Le député Kiesewetter, pour sa part, s’est dit préoccupé par le fait que les alliés considèrent l’Allemagne comme indigne de confiance.
“Nous devons être un partenaire privilégié (…) Nous ne pouvons pas nous permettre une coopération des services secrets sans l’Allemagne”, a-t-il déclaré à la BBC.
Dénoncer publiquement les espions présumés peut être un moyen d’envoyer un signal à ses amis comme à ses ennemis que Berlin prend la sécurité au sérieux.
Le BND et le BfV ont déclaré qu’ils ne feraient aucun commentaire sur les opérations en cours. Le ministère allemand de l’Intérieur n’a pour sa part pas répondu à une demande de commentaires.
Héritage de l’histoire
Les agences de renseignement allemandes ont longtemps été frustrées par les restrictions légales à leurs actions, qui sont plus larges que celles imposées à nombre de leurs homologues dans d’autres pays occidentaux.

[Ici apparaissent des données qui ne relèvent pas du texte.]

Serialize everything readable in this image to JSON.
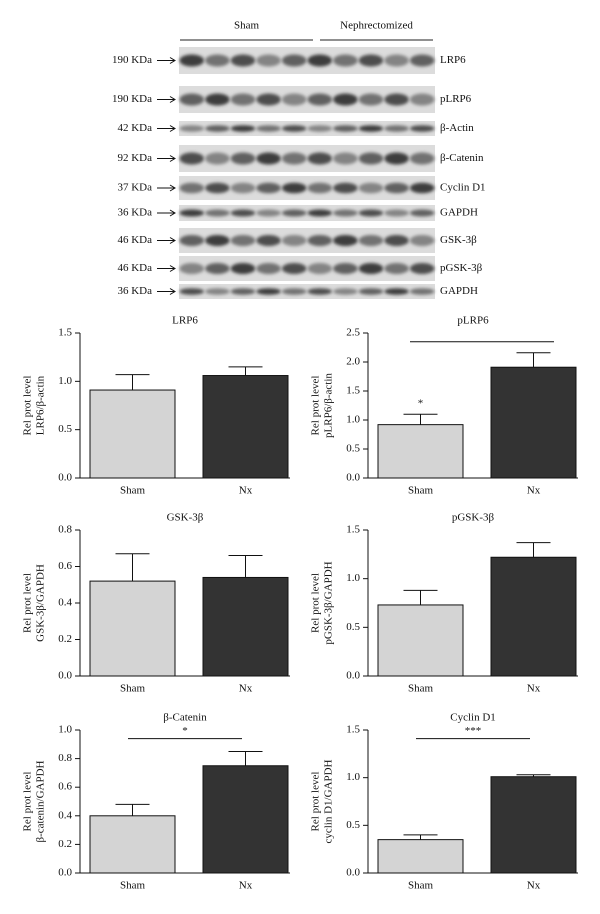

Ceci est en partie un héritage du régime communiste de la défunte Allemagne de l’Est, largement considérée comme l’une des sociétés les plus surveillées de l’histoire.
Il est estimé que Un Allemand de l’Est sur 6,5 était un informateur de la police secrète, connue sous le nom de Stasi.
Lorsque l’ampleur de l’espionnage de la Stasi fut révélée après la chute du mur de Berlin, des limites juridiques strictes furent imposées aux services de renseignement.
Ces restrictions persistent pour l’essentiel, même si certaines ont été assouplies depuis.
Les défenseurs des droits de l’homme considèrent ces limitations comme une bonne chose qui protège le droit des citoyens à la vie privée. Mais les services de renseignement se plaignent depuis longtemps de ne pas pouvoir agir efficacement en raison des contrôles exercés sur leurs activités.
L’année dernière, deux anciens dirigeants du BND écrivaient : “Les services de renseignement allemands, en particulier le BND, souffrent désormais d’une surveillance excessive”.
Certains membres des services de renseignement considèrent les récentes arrestations très médiatisées comme un moyen de mettre en évidence l’ampleur de l’infiltration étrangère hostile en Allemagne et comme une opportunité de renforcer leurs arguments en faveur de davantage de pouvoirs.
L’ampleur de cette infiltration, a déclaré Kiesewetter, est en partie un héritage de « naïveté » politique qui a suivi la fin de la guerre froide.
“Depuis 1990, il y a l’idée que l’Allemagne est entourée d’amis”a-t-il ironisé.
Le parlementaire a expliqué que les dirigeants allemands se concentraient sur les accords commerciaux, même avec des pays autocratiques comme la Russie, et cessé de prêter attention à la sécurité nationale.
“Il ne dort plus”
Rafael Loss, du Conseil européen des relations étrangères, est plus précis sur ce qui n’a pas fonctionné.
Les renseignements allemands ont complètement dissous une unité dédiée au contre-espionnage en 2002 sous la direction du chancelier Gerhard Schröder.
“C’est incroyable que toute cette unité d’environ 60 personnes ait été complètement dissoute”, a déclaré Loss.
Mais les choses changent. Au cours des dix dernières années, les effectifs du BfV ont doublé.
La récente vague d’arrestations montre que les services de renseignement s’affirment de plus en plus dans un pays dont la culture politique est traditionnellement méfiante à leur égard.
“Toutes les arrestations envoient en même temps le bon signal aux nations qui nous espionnent”a déclaré Felix Neumann de la Fondation Konrad Adenauer.
“L’Allemagne s’est réveillée et ne dort plus”, a-t-il conclu.